Made it to kickboxing again last night. McPGTMN (Please God take me now!!! -- or my hottie instructor) is all about the kicks this week. I've got some nice bruises from really giving it hard to the bag. But tonight I am skipping class in lieu of a date night with Jeff. If I go to class I will be too exhausted afterward to do anything and I'll want to go to sleep early.

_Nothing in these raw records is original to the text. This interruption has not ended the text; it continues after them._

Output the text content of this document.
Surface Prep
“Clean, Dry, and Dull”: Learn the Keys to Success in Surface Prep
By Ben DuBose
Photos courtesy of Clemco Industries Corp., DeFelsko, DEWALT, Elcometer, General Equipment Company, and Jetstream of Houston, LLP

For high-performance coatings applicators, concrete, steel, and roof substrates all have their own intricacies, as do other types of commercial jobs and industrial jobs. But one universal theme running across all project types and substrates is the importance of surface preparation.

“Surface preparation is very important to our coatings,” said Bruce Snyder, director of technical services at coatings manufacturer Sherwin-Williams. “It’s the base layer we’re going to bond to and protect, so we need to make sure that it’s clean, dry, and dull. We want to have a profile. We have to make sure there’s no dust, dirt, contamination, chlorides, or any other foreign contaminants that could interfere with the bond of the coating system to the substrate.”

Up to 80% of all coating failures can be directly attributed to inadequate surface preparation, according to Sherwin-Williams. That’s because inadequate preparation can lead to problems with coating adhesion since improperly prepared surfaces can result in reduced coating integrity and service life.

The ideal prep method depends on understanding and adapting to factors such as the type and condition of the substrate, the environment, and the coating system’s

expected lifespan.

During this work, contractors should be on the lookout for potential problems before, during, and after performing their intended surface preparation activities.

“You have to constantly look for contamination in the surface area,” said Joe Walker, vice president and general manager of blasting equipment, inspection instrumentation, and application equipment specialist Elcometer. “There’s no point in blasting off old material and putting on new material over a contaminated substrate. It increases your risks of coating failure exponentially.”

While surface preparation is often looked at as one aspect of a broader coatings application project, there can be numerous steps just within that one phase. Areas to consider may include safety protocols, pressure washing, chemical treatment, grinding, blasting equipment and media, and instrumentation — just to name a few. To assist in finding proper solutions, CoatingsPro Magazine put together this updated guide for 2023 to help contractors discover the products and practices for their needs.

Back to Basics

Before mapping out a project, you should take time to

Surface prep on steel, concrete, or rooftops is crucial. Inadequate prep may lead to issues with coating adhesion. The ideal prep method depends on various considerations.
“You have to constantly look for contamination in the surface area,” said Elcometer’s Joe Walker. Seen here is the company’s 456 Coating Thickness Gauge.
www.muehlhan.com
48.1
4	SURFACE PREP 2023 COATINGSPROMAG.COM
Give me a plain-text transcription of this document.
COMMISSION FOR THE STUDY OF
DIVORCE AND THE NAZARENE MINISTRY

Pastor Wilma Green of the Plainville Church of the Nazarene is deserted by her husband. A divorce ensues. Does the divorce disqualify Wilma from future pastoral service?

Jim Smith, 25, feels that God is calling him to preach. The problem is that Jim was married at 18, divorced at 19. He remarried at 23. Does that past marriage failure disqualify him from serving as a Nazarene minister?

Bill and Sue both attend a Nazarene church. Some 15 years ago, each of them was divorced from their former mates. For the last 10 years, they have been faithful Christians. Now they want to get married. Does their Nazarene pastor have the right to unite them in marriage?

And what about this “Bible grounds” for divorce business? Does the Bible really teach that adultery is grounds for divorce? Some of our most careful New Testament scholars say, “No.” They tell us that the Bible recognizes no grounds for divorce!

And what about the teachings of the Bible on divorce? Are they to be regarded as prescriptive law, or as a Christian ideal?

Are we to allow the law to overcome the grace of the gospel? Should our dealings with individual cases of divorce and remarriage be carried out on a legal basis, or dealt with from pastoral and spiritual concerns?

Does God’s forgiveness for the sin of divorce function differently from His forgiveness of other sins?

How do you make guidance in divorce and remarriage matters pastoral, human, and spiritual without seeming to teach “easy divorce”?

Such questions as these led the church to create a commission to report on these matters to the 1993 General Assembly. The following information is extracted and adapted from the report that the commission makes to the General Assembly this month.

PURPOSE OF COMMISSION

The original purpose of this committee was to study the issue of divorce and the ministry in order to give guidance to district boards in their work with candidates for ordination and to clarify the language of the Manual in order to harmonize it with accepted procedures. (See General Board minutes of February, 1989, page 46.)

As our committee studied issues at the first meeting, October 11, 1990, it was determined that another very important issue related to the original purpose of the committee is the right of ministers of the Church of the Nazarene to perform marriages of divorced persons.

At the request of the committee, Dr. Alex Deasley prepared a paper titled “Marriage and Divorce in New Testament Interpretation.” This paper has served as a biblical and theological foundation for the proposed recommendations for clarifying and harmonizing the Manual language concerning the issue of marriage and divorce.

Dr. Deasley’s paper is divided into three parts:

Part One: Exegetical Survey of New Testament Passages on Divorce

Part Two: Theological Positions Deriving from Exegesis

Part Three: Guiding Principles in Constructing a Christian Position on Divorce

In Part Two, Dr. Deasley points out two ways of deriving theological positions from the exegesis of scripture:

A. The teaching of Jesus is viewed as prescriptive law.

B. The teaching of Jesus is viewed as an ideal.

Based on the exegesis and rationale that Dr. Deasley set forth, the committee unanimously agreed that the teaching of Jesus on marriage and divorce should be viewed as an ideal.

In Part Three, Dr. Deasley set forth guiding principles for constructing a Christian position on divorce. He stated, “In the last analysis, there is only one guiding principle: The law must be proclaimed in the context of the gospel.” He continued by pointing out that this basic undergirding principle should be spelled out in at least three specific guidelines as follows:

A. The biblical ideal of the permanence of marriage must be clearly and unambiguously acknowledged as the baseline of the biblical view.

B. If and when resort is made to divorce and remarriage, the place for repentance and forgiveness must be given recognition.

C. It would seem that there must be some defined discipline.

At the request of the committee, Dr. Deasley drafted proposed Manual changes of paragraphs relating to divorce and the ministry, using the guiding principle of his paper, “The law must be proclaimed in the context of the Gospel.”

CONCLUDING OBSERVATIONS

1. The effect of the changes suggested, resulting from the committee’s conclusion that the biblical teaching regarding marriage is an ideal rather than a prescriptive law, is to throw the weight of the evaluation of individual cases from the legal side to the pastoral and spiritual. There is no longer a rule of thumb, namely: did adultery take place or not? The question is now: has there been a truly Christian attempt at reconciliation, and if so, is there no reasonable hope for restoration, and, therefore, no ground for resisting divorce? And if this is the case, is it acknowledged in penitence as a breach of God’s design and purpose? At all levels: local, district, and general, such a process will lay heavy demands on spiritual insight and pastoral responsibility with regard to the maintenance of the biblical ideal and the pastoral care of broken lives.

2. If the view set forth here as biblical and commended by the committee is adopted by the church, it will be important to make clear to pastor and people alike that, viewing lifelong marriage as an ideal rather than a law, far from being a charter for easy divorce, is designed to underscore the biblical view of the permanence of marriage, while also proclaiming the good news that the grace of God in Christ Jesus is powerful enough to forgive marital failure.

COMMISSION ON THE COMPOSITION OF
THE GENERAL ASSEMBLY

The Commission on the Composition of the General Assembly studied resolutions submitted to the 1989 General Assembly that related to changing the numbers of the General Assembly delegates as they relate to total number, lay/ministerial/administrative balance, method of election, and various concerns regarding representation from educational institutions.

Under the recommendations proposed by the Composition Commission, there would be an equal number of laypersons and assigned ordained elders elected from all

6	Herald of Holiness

And one rant about my gym where I really have no other complaints...the women who show up to the class without a bra on. These girls are not in the itty bitty titty club either. They show up braless in spaghetti strap flimsy stretchy shirts and not only does it just irk me because I think it's tasteless... it's not good for breast tissue. You don't just stand in front of the the bag and punch. There is running, push-ups, lunges, crawling, squats, and all sorts of different things that contort your body 1000 different ways in 50 minutes. What good is an in shape 20-30 something year old body when your tits are at your knees?
 
But tonight I am skipping class in lieu of a date night with Jeff.
YAY have fun...
If I go to class I will be too exhausted afterward to do anything
oooh don't do anything i would :D Oh wait... no you can sleepin tomorrow - have oodles of fun doing everything i would do :D
 
oooh don't do anything i would :D Oh wait... no you can sleepin tomorrow - have oodles of fun doing everything i would do :D

Mal I can't tell if you have a dirty mind from that statement, or if I just have a dirty mind from what I think your inferring, or maybe both. But our date will be traditional Wendy's for dinner, then we're going to the observatory to do some star/planet/galaxy gazing (I hope it's a clear night!), and then we're going to the flight simulators and play around with different scenarios while flying. It's actually really cool because the simulators are designed to be exactly like flying a real plane but without ever lifting off. The FAA actually uses them to train commercial plane pilots... it's the real shit.